After amputating their soul, the Attorney-General’s Chambers and the courts moved in for the kill albeit with lesser ruthlessness than is customary in politically motivated cases. But the damage has been done. I am referring to the blatant injustice perpetrated on the brave anti-ISA students who were yesterday convicted for “illegally assembly” under the Police Act and fined RM3,900 each by magistrate Azniza Mohd Ali.

The magistrate somewhat disingenuously said that they were still young with the potential to contribute to society while at the same time found them guilty and imposing a hefty fine. They certainly had the potential to contribute to society and undeniably they did on the day of the demonstration in July 2001 where despite overwhelming oppressive circumstances at their public universities and the ever-present draconian laws for such dissent, they had organised and taken part in a protest against the ISA.

The ISA and all types of detention without trial laws are universally reviled as anti-human rights, anti-rule of law and anti-democratic. Even the infamously blinkered Barisan Nasional government has recently recognised this fact and has sought to review the Act (although we can safely bet that nothing will come out of it).

For the students’ trouble, they were all expelled from their universities under the Universities and University Colleges Act.

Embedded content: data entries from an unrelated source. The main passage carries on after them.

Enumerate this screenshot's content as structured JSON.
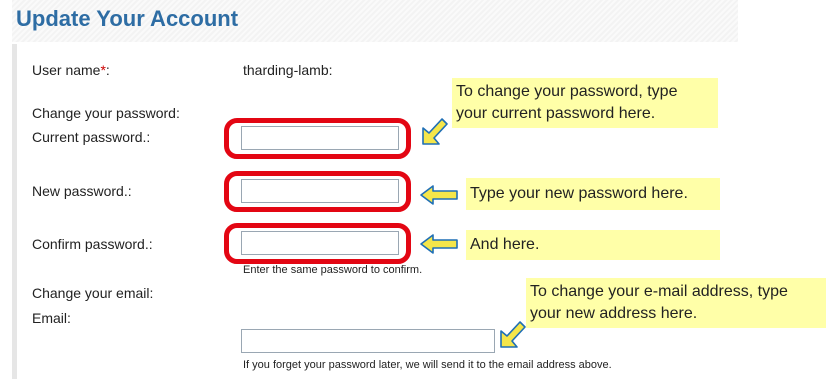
{
  "page": {
    "title": "Update Your Account"
  },
  "form": {
    "username": {
      "label": "User name",
      "required_mark": "*",
      "suffix": ":",
      "value": "tharding-lamb:"
    },
    "password_section": {
      "label": "Change your password:"
    },
    "current_password": {
      "label": "Current password.:",
      "value": ""
    },
    "new_password": {
      "label": "New password.:",
      "value": ""
    },
    "confirm_password": {
      "label": "Confirm password.:",
      "value": "",
      "hint": "Enter the same password to confirm."
    },
    "email_section": {
      "label": "Change your email:"
    },
    "email": {
      "label": "Email:",
      "value": "",
      "hint": "If you forget your password later, we will send it to the email address above."
    }
  },
  "callouts": {
    "current_password": {
      "line1": "To change your password, type",
      "line2": "your current password here."
    },
    "new_password": {
      "text": "Type your new password here."
    },
    "confirm_password": {
      "text": "And here."
    },
    "email": {
      "line1": "To change your e-mail address, type",
      "line2": "your new address here."
    }
  },
  "colors": {
    "title": "#2e6da4",
    "highlight_ring": "#e30613",
    "callout_bg": "#ffffa8",
    "arrow_fill": "#f5e64a",
    "arrow_stroke": "#1f6fb5",
    "required": "#cc0000"
  },
  "icons": {
    "diagonal_arrow": "arrow-down-left-icon",
    "left_arrow": "arrow-left-icon"
  }
}
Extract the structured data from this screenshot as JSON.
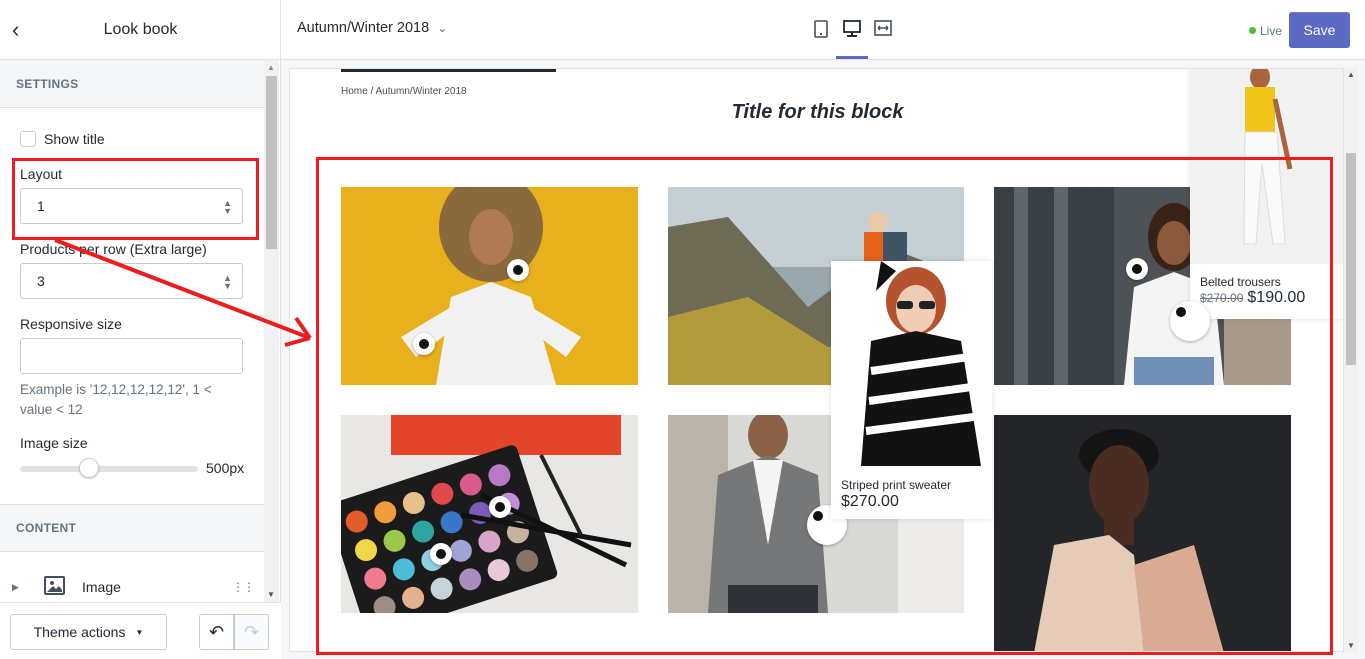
{
  "sidebar": {
    "title": "Look book",
    "settings_heading": "SETTINGS",
    "show_title_label": "Show title",
    "layout_label": "Layout",
    "layout_value": "1",
    "products_per_row_label": "Products per row (Extra large)",
    "products_per_row_value": "3",
    "responsive_size_label": "Responsive size",
    "responsive_size_value": "",
    "responsive_help": "Example is '12,12,12,12,12', 1 < value < 12",
    "image_size_label": "Image size",
    "image_size_value": "500px",
    "image_size_level": 0.35,
    "content_heading": "CONTENT",
    "content_block_label": "Image",
    "theme_actions_label": "Theme actions"
  },
  "topbar": {
    "collection_title": "Autumn/Winter 2018",
    "live_label": "Live",
    "save_label": "Save"
  },
  "preview": {
    "breadcrumb": "Home  /  Autumn/Winter 2018",
    "block_title": "Title for this block",
    "product_cards": [
      {
        "name": "Striped print sweater",
        "price": "$270.00"
      },
      {
        "name": "Belted trousers",
        "old_price": "$270.00",
        "price": "$190.00"
      }
    ]
  },
  "colors": {
    "accent": "#5c6ac4",
    "annotation": "#ee1c1c",
    "live": "#50b83c"
  }
}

So enough with all the government’s lament over the “unemployable” and “unthinking” students coming out of our public universities; the plight of these students is an unmistakable indictment of how the BN’s destructive political culture is not only destroying the criminal justice system but also the education system — where those who adhere to the BN like parrots and lemmings will be rewarded or at the very least left alone while those who are able to think and act against injustices like detention without trial are penalised with a vengeance.

These students, once bright prospects who were then studying electrical engineering, information technology, economics, science and health have since faded away. Without graduating and paper qualifications, it has been a hard slog for them to take up any meaningful employment, no doubt made worse by the lengthy trials and appeal.

DPP Mohd Abazafree Mohd Abbas, in seeking for a deterrent sentence, shamelessly said that the court should consider the fact that public money and time of the police force had been wasted to curb the “crime” of illegal assembly. Any right-thinking person would simply dismissed that as hogwash and retort that it is the DPP and the police who have wasted public money and time by arresting and prosecuting the students over these many years for such an innocuous act.

The DPP further said that he felt sorry over what the students and society have missed out — on what they might have contributed. If he had really felt sorry, he (and other DPPs who have handled the case) should have withdrawn the charges instead of pursuing the case like he has got a promotion to chase — unrelenting over the past eight years at the magistrate’s court (where they were acquitted), appealing to the High Court (where the judge allowed the appeal) and back to the magistrate’s court (where they were finally convicted). The hypocrisy is mind-boggling.

Whilst I am not saying that all the DPPs and the police are in cahoots with the government, I think it is high time for us to draw a very clear line in politically motivated cases. It is no longer good enough for some DPPs (or police officers) who privately say that they are reluctant to pursue politically motivated cases but they are merely following orders/doing their job (Guantanamo trial prosecutors/ judges are also following orders) or to be ostensibly more cooperative and friendly. If you are carrying out orders to prosecute politically motivated cases, then you are just as bad as your political masters if not worse — as you represent a powerful public institution that is supposed to be neutral, apolitical and just.

Eric Paulsen is a researcher on refugees and statelessness. He is still contemplating whether to return to legal practice when all indicators of the state of the legal system argue that he should not.